Darwinci Bir Varoluşçudan Hayatın Anlamı – Michael Ruse

//
1468 Okunma
Okunma süresi: 7 Dakika

Bir Quaker [1] olarak yetiştirildim fakat yirmili yaşlara geldiğimde inancımı yitirmiştim. Bu durumun en kolay açıklaması – bir akademisyen ve öğretmen olarak yaşam boyu süren uğraşım olan- felsefeyle ilgilenmemdir. Ancak bu doğru değil. Daha doğrusu şu ki, bu hayatta başımda bir tane müdür varken eğer bir tanesini daha istersem lanetlenmiş olurum- şaka yapıyorum. Eskiden yetmiş yaşına geldiğimde yeniden yukarıdaki gücün [2] tarafına döneceğimi düşünürdüm fakat inancım bana geri dönmedi. Seksene merdiven dayadığım şimdilerdeyse ufukta bir şey görünmüyor. Hem de kendimi hiç olmadığı kadar huzurlu hissediyorum. Bunun sebebi hayatın anlamını ya da amacını umursamamam da huzur anlayışımın vurdumduymazlık olması veya kahramanlık sanrıları görmem de değil. Nihayetinde bir felsefeciyim. Sebebi, dindarların güzel bir yaşam için ödül olarak söz ettiği mutmainliği hissediyor olmam.

Bugünkü konumumda olmamın iki ayrı nedeni var. Birincisi; tanrı olsun yahut olmasın, Darwin’in öğrencisi olarak Huxley’in [3] de dediği gibi başkalaşmış çamurdansa başkalaşmış maymun olduğumuza tamamen ikna olmuş olmam. Kültür elbette önemli fakat biyolojimizi inkar ettirmemeli. İkincisi de varoluşçu felsefeye gömülmüş olmam. Darwin’den bir asır sonra Jean-Paul Sartre özgürlüğe mahkûm olduğumuzu söylemişti ve bence haklıydı. Eğer tanrı varsa bile bizim kararlarımızla alakası yoktur.

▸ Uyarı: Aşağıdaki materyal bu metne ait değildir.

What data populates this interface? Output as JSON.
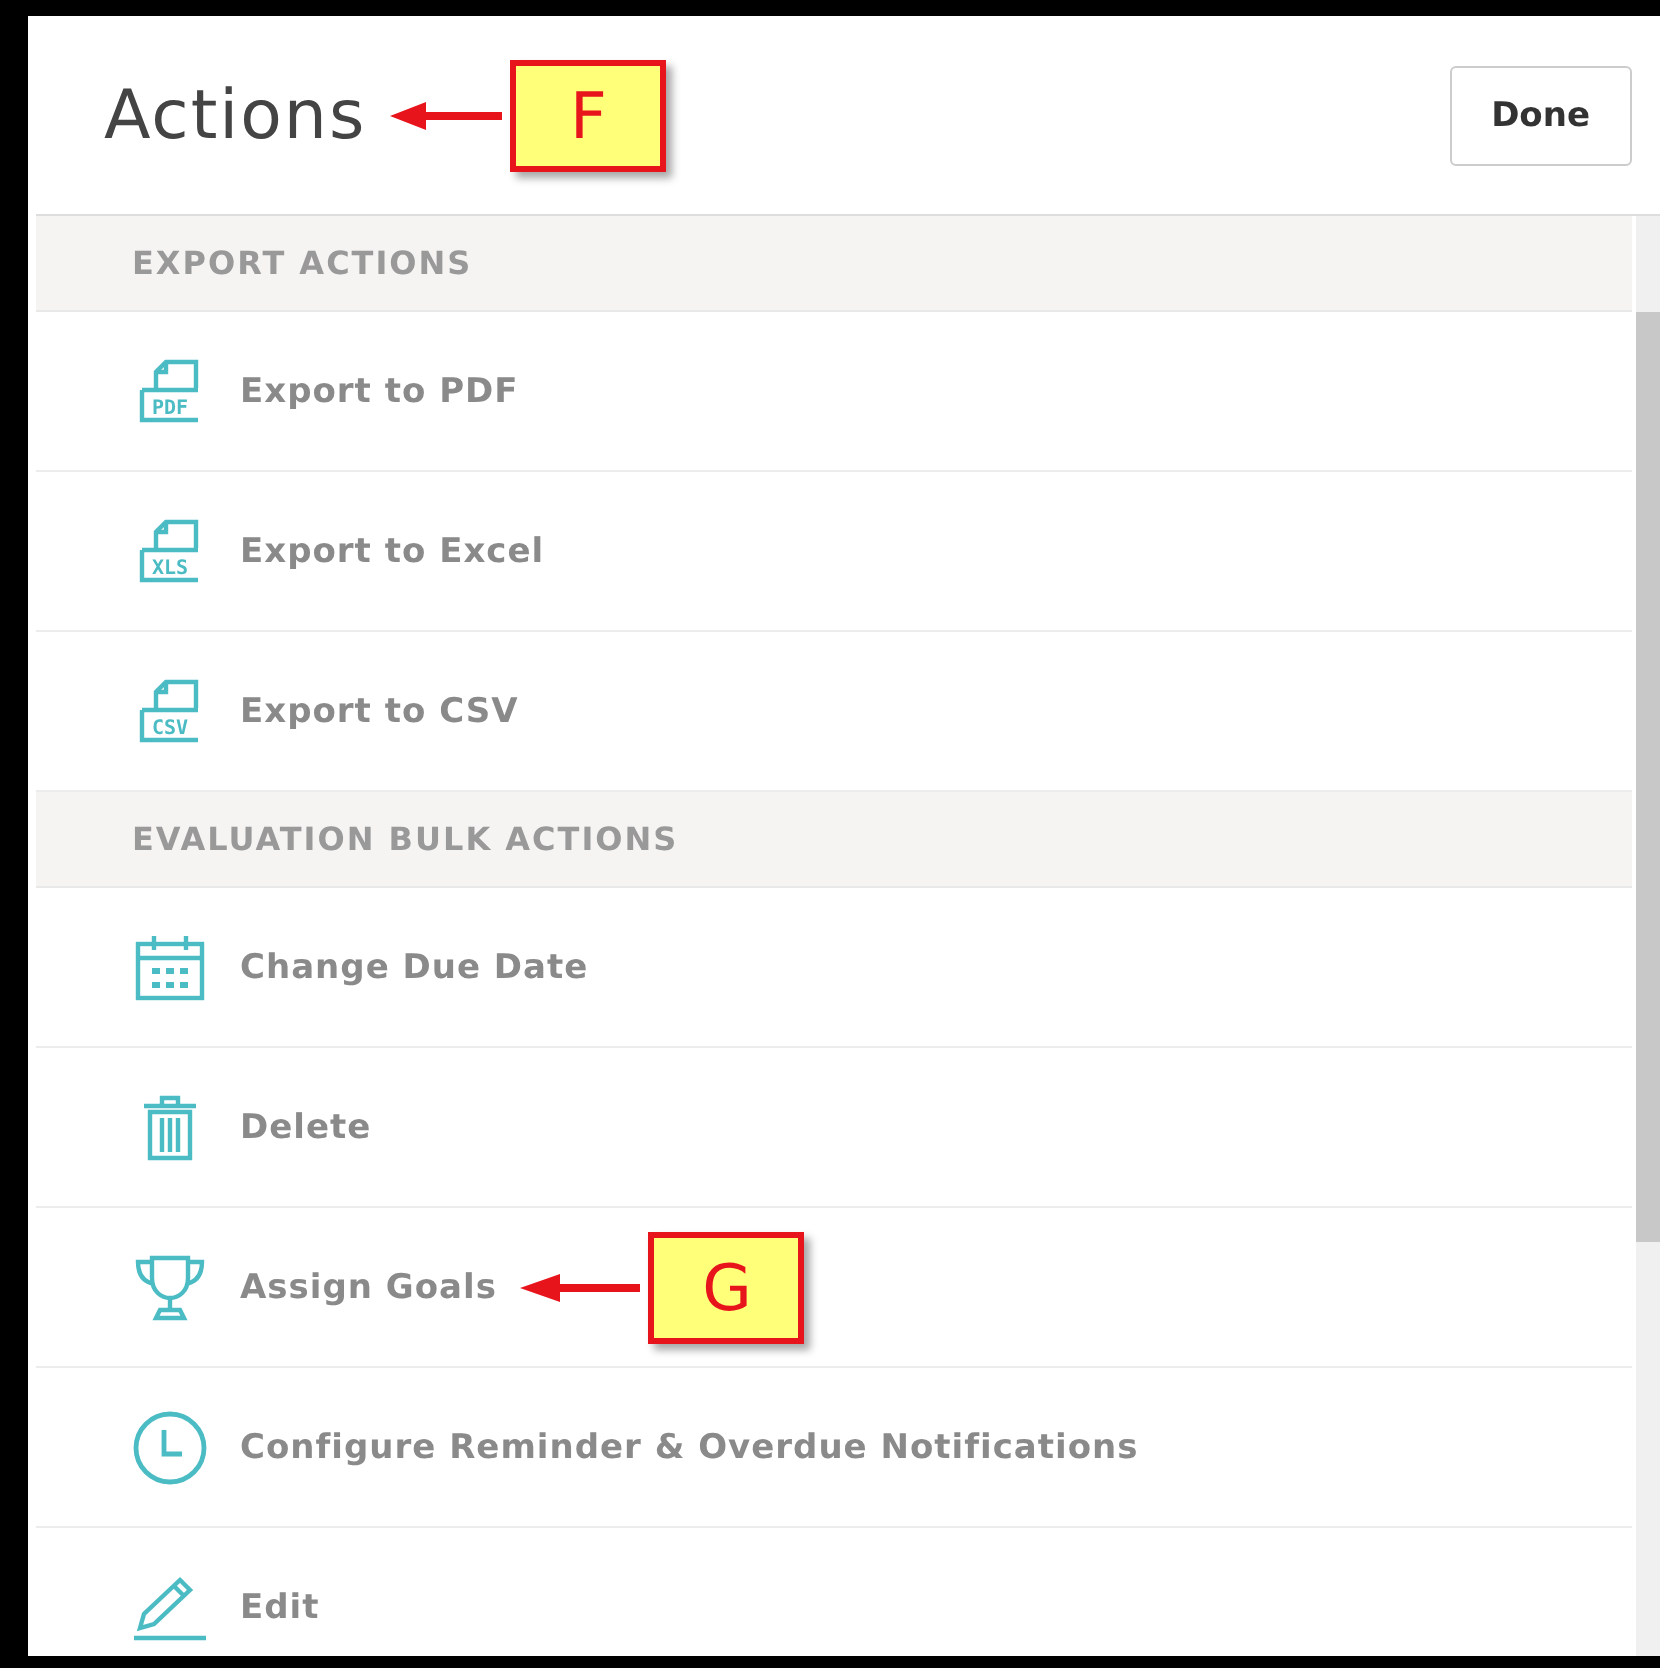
{
  "header": {
    "title": "Actions",
    "callout": "F",
    "done_button": "Done"
  },
  "sections": [
    {
      "title": "EXPORT ACTIONS",
      "items": [
        {
          "label": "Export to PDF",
          "kind": "file",
          "icon_text": "PDF"
        },
        {
          "label": "Export to Excel",
          "kind": "file",
          "icon_text": "XLS"
        },
        {
          "label": "Export to CSV",
          "kind": "file",
          "icon_text": "CSV"
        }
      ]
    },
    {
      "title": "EVALUATION BULK ACTIONS",
      "items": [
        {
          "label": "Change Due Date",
          "kind": "calendar"
        },
        {
          "label": "Delete",
          "kind": "trash"
        },
        {
          "label": "Assign Goals",
          "kind": "trophy",
          "callout": "G"
        },
        {
          "label": "Configure Reminder & Overdue Notifications",
          "kind": "clock"
        },
        {
          "label": "Edit",
          "kind": "pencil"
        }
      ]
    }
  ]
}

Sartre fıtrat denen şeyi inkâr ediyordu. Bu tipik Fransız’ın açıklamasını biraz değiştirerek alıyor ve Darwinci yaratılış bağlamında özgür olduğumuzu söylüyorum. Yani şunu demek istiyorum; bugün felsefeciler “insan doğası” düşüncesinin ortaya atılmasından rahatsızlar. Hemen bu düşüncenin eşcinseller ve engelliler gibi azınlıkları insan dışı kıldığını zannediyorlar. [4] Aslına bakarsak bu bir çürütmeden çok meydan okumadır. Eğer bir “insan doğası” tanımlaması yüzde onumuzun eşcinsel olduğu gerçeğini kapsayamıyorsa problem insan doğasında değil onun tanımındadır.

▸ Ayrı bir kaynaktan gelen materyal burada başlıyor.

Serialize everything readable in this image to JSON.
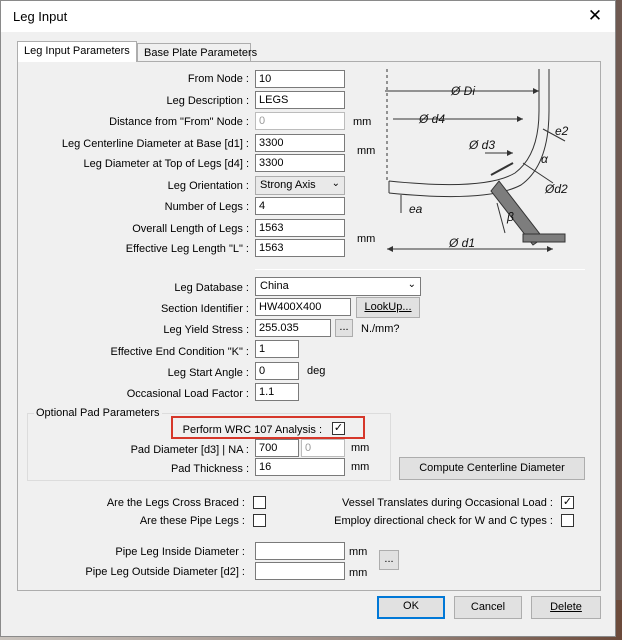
{
  "window": {
    "title": "Leg Input",
    "close_glyph": "✕"
  },
  "tabs": [
    "Leg Input Parameters",
    "Base Plate Parameters"
  ],
  "fields": {
    "from_node": {
      "label": "From Node :",
      "value": "10"
    },
    "leg_description": {
      "label": "Leg Description :",
      "value": "LEGS"
    },
    "distance_from": {
      "label": "Distance from \"From\" Node :",
      "value": "0",
      "unit": "mm"
    },
    "centerline_diameter": {
      "label": "Leg Centerline Diameter at Base [d1] :",
      "value": "3300"
    },
    "leg_diameter_top": {
      "label": "Leg Diameter at Top of Legs [d4] :",
      "value": "3300"
    },
    "diam_unit": "mm",
    "leg_orientation": {
      "label": "Leg Orientation :",
      "value": "Strong Axis"
    },
    "number_of_legs": {
      "label": "Number of Legs :",
      "value": "4"
    },
    "overall_length": {
      "label": "Overall Length of Legs :",
      "value": "1563"
    },
    "effective_length": {
      "label": "Effective Leg Length \"L\" :",
      "value": "1563"
    },
    "length_unit": "mm",
    "leg_database": {
      "label": "Leg Database :",
      "value": "China"
    },
    "section_identifier": {
      "label": "Section Identifier :",
      "value": "HW400X400"
    },
    "lookup_button": "LookUp...",
    "yield_stress": {
      "label": "Leg Yield Stress :",
      "value": "255.035",
      "unit": "N./mm?"
    },
    "end_condition": {
      "label": "Effective End Condition \"K\" :",
      "value": "1"
    },
    "start_angle": {
      "label": "Leg Start Angle :",
      "value": "0",
      "unit": "deg"
    },
    "load_factor": {
      "label": "Occasional Load Factor :",
      "value": "1.1"
    }
  },
  "pad": {
    "group_title": "Optional Pad Parameters",
    "wrc_label": "Perform WRC 107 Analysis :",
    "wrc_checked": true,
    "diameter_label": "Pad Diameter [d3] | NA :",
    "diameter_value": "700",
    "na_value": "0",
    "thickness_label": "Pad Thickness :",
    "thickness_value": "16",
    "unit": "mm",
    "compute_button": "Compute Centerline Diameter"
  },
  "checks": {
    "cross_braced": {
      "label": "Are the Legs Cross Braced :",
      "checked": false
    },
    "pipe_legs": {
      "label": "Are these Pipe Legs :",
      "checked": false
    },
    "vessel_translates": {
      "label": "Vessel Translates during Occasional Load :",
      "checked": true
    },
    "directional_check": {
      "label": "Employ directional check for W and C types :",
      "checked": false
    }
  },
  "pipe": {
    "inside_label": "Pipe Leg Inside Diameter :",
    "outside_label": "Pipe Leg Outside Diameter [d2] :",
    "unit": "mm",
    "ellipsis": "..."
  },
  "diagram_labels": {
    "di": "Ø Di",
    "d4": "Ø d4",
    "d3": "Ø d3",
    "e2": "e2",
    "alpha": "α",
    "d2": "Ød2",
    "ea": "ea",
    "beta": "β",
    "d1": "Ø d1"
  },
  "buttons": {
    "ok": "OK",
    "cancel": "Cancel",
    "delete": "Delete"
  },
  "glyphs": {
    "check": "✓",
    "combo_arrow": "⌄",
    "ellipsis": "..."
  },
  "colors": {
    "highlight": "#d6372a",
    "default_button_border": "#0078d7",
    "window_bg": "#f0f0f0"
  }
}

Charles Darwin (1809-1882)

Charles Darwin (1809-1882)

O zaman nedir bu insan doğası? Yirminci yüzyılın ortalarında, silah yapıp kullanabildiğimiz için katil şempanzeler olduğumuz düşüncesi yaygındı fakat modern primatologlar bu trendi pek yakalayamadı [5] çünkü bulguları gösteriyordu ki şempanzeler zani olmaya katil olmaktan daha yakınlar.[6] Yani savaşarak doğamızın gerekliliğini yerine getirmiyoruz. Elbette doğamızda hiç şiddet yoktur demiyorum ancak özümüz başka yola meyilli. Sosyalleşme bunlardan biri. Aslında o kadar da hızlı, o kadar da güçlü değiliz hatta kara bulutları gördü mü umudumuzu kaybediyoruz yine de el ele tutuştuğumuz için bir şeyleri başarabiliyoruz. Zaten doğamızdaki zayıflık da buraya işaret ediyor; her şeyi kaba kuvvetle çözemeyiz, birlikte olmak zorundayız.

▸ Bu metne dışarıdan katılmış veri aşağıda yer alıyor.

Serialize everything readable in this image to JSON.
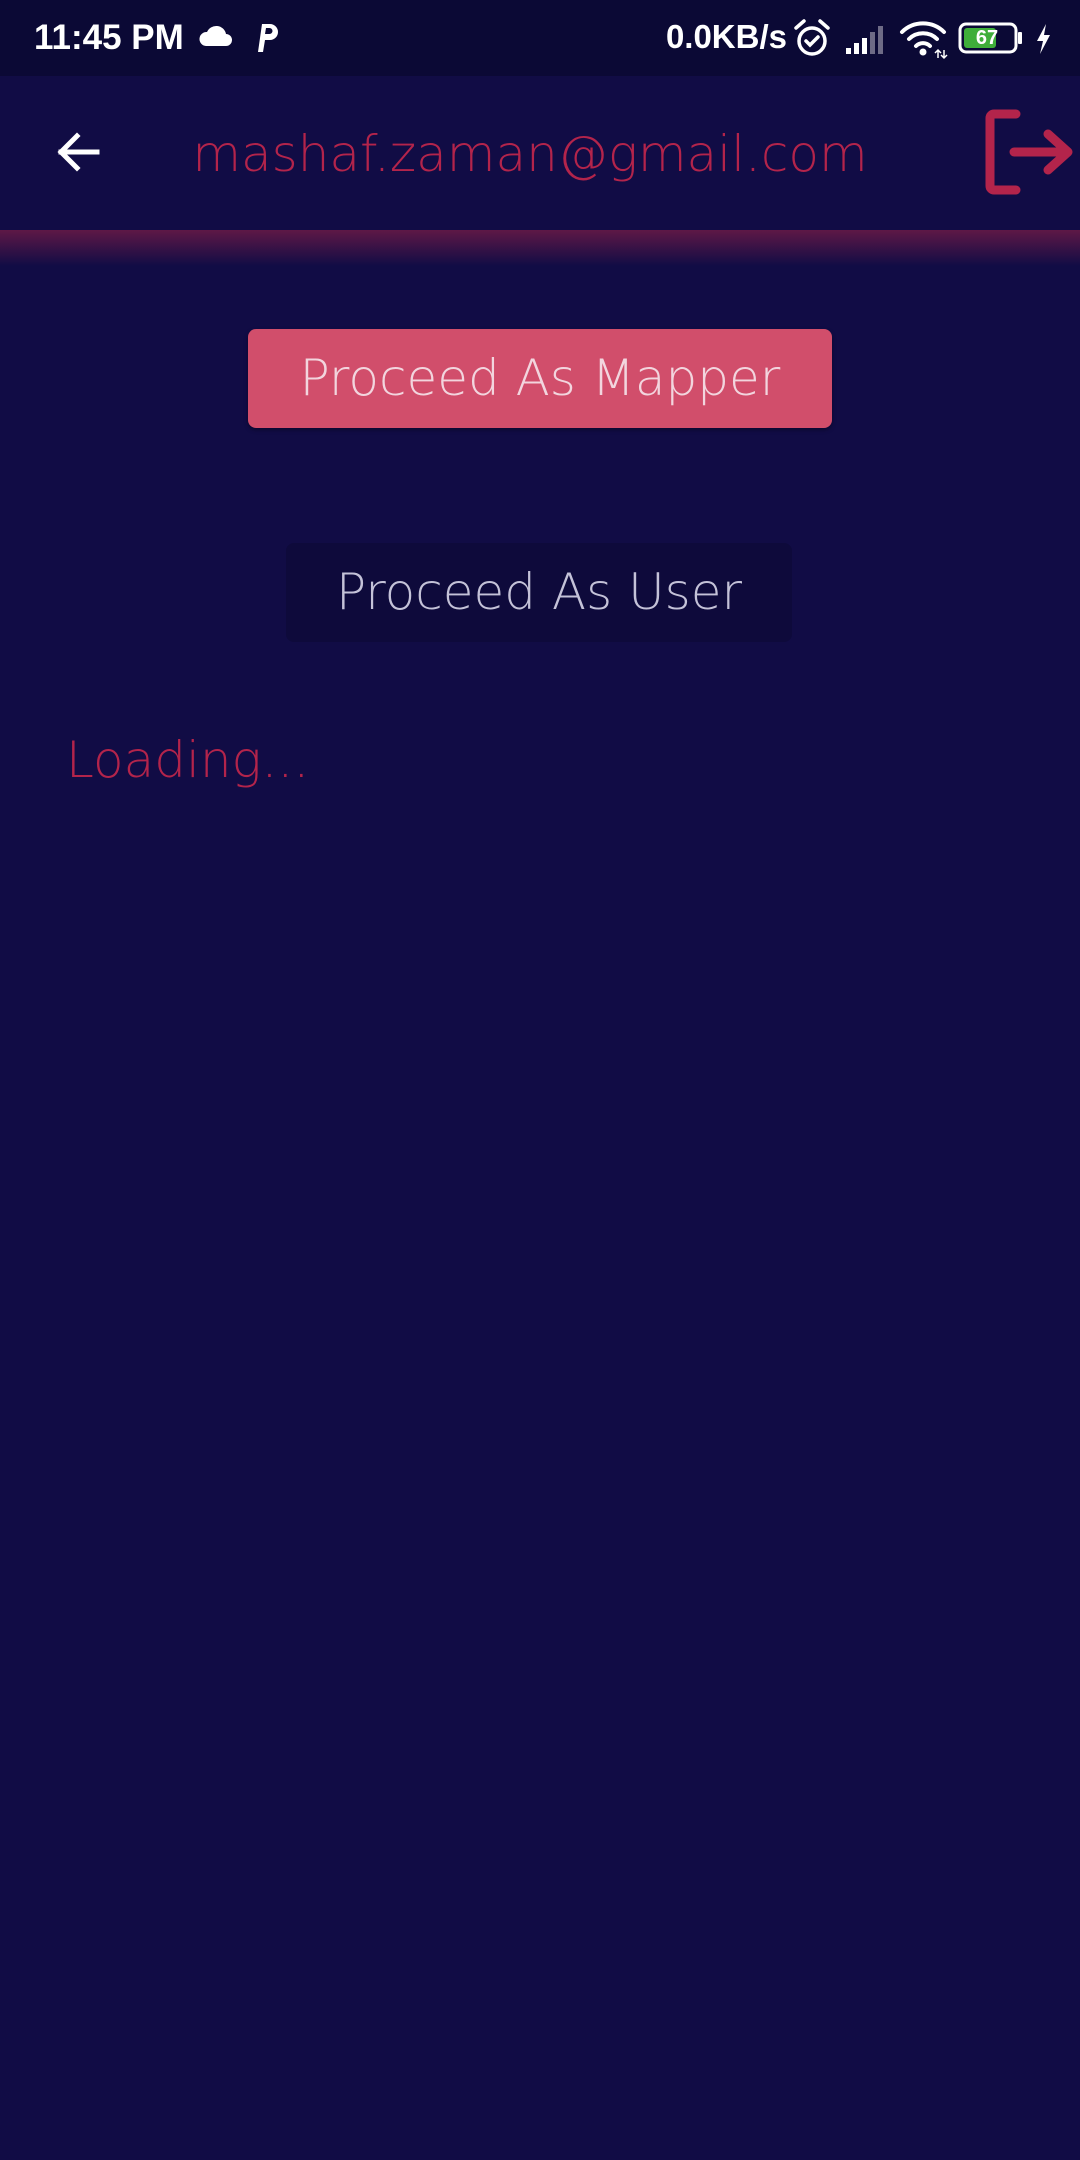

Darwinciler doğamızdaki bu gerçeği keşfedemedi. Metafizik şair John Donne’ın 1624’te yazdığı şu şiire [7] kulak verin;

Kimse bir ada değil,

Bütünün kendisi olan.

Herkes karadan bir parsel,

Bütünün parçası olan.

Denize bir avuç toprak atılsa Avrupa eksilir,

Ya da koca bir dağ,

Ya da bir arkadaşın evi,

Veya bizzat sen olsan atılan.

Azaltır beni her insanın ölümü

Çünkü insanlık benim

Sorma kapıya bu yüzden; “kim o?”

Gelen senin. [8]

Darwinci evrim teorisi tüm bunların zamanla, doğa güçleri aracılığıyla oluşumunu gösteriyor. Eğer sonsuz bir gelecek olmadığını, varsa bile bugünümüzle alakalı olmadığını öne sürüyor. Daha da iyisi Darwinci yaratılışla özgürleşen mevcut hayatımızı doyasıya yaşamamız gerekir. Bu durumun gerçekleşmesi üç yoldan geçiyor.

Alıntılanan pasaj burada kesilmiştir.